En règle générale, le prix d’adjudication et les intérêts sur ce prix doivent être réglés dans un délai de deux mois à compter de l’adjudication définitive en un chèque établi à l’attention de Monsieur le Bâtonnier de l’Ordre des Avocats.

Passé ce délai de deux mois, le prix d’adjudication portera intérêt au taux légal (à compter de l’adjudication définitive) :

Au-delà de quatre mois, le taux sera le taux légal majoré de cinq points, jusqu’à parfait paiement.

Au-delà du délai de quatre mois, la réitération des enchères peut être réclamée par tout intéressé, c’est-à-dire que le bien peut être remis en vente.

Que faire si le bien est occupé ?

Il faut distinguer l’occupation en vertu d’un titre d’occupation et celle sans droit ni titre. Le jugement d’adjudication vaut titre d’expulsion.

Quand dispose-t-on du titre de propriété ?

Après l’adjudication, l’avocat établit une attestation de propriété.
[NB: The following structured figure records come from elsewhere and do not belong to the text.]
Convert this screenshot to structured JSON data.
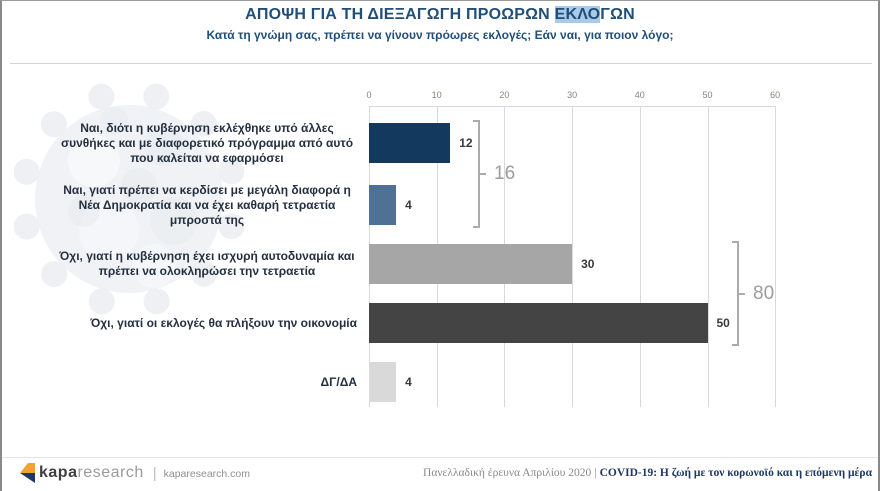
{
  "header": {
    "title_prefix": "ΑΠΟΨΗ ΓΙΑ ΤΗ ΔΙΕΞΑΓΩΓΗ ΠΡΟΩΡΩΝ ",
    "title_highlight": "ΕΚΛΟ",
    "title_suffix": "ΓΩΝ",
    "subtitle": "Κατά τη γνώμη σας, πρέπει να γίνουν πρόωρες εκλογές; Εάν ναι, για ποιον λόγο;"
  },
  "chart_data": {
    "type": "bar",
    "orientation": "horizontal",
    "categories": [
      "Ναι, διότι η κυβέρνηση εκλέχθηκε υπό άλλες\nσυνθήκες και με διαφορετικό πρόγραμμα από αυτό\nπου καλείται να εφαρμόσει",
      "Ναι, γιατί πρέπει να κερδίσει με μεγάλη διαφορά η\nΝέα Δημοκρατία και να έχει καθαρή τετραετία\nμπροστά της",
      "Όχι, γιατί η κυβέρνηση έχει ισχυρή αυτοδυναμία και\nπρέπει να ολοκληρώσει την τετραετία",
      "Όχι, γιατί οι εκλογές θα πλήξουν την οικονομία",
      "ΔΓ/ΔΑ"
    ],
    "values": [
      12,
      4,
      30,
      50,
      4
    ],
    "bar_colors": [
      "#13395E",
      "#4F7193",
      "#A6A6A6",
      "#444444",
      "#D9D9D9"
    ],
    "xlim": [
      0,
      60
    ],
    "x_ticks": [
      0,
      10,
      20,
      30,
      40,
      50,
      60
    ],
    "grid": true,
    "legend": "none",
    "brackets": [
      {
        "label": "16",
        "from_bar": 0,
        "to_bar": 1
      },
      {
        "label": "80",
        "from_bar": 2,
        "to_bar": 3
      }
    ]
  },
  "footer": {
    "logo": {
      "brand_bold": "kapa",
      "brand_light": "research",
      "separator": "|",
      "url": "kaparesearch.com"
    },
    "right": {
      "survey": "Πανελλαδική έρευνα Απριλίου 2020",
      "separator": "|",
      "report_title": "COVID-19: Η ζωή με τον κορωνοϊό και η επόμενη μέρα"
    }
  },
  "colors": {
    "title_blue": "#1F4E79",
    "highlight_blue": "#A9CBE9",
    "footer_navy": "#1F3864",
    "logo_orange": "#F2A431",
    "logo_navy": "#1F3864",
    "grid_gray": "#D9D9D9",
    "bracket_gray": "#ABABAB",
    "bar_navy": "#13395E",
    "bar_steel_blue": "#4F7193",
    "bar_gray": "#A6A6A6",
    "bar_dark_gray": "#444444",
    "bar_light_gray": "#D9D9D9"
  }
}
Pour autant, le jugement d’adjudication comprenant notamment le cahier des conditions de vente, ne peut être remis immédiatement, et les jugements d’adjudication ne sont délivrés généralement qu’après plusieurs mois.

L’absence de délivrance du jugement d’adjudication ne dispense en aucun cas de la consignation du prix dans le délai de 2 mois après l’adjudication.

Est-on tenu des dettes et arriérés des charges de copropriété dus par le saisi ?

L’adjudicataire ne peut être tenu de l’arriéré de charges de copropriété du par le saisi. Il n’est pas davantage tenu des dettes.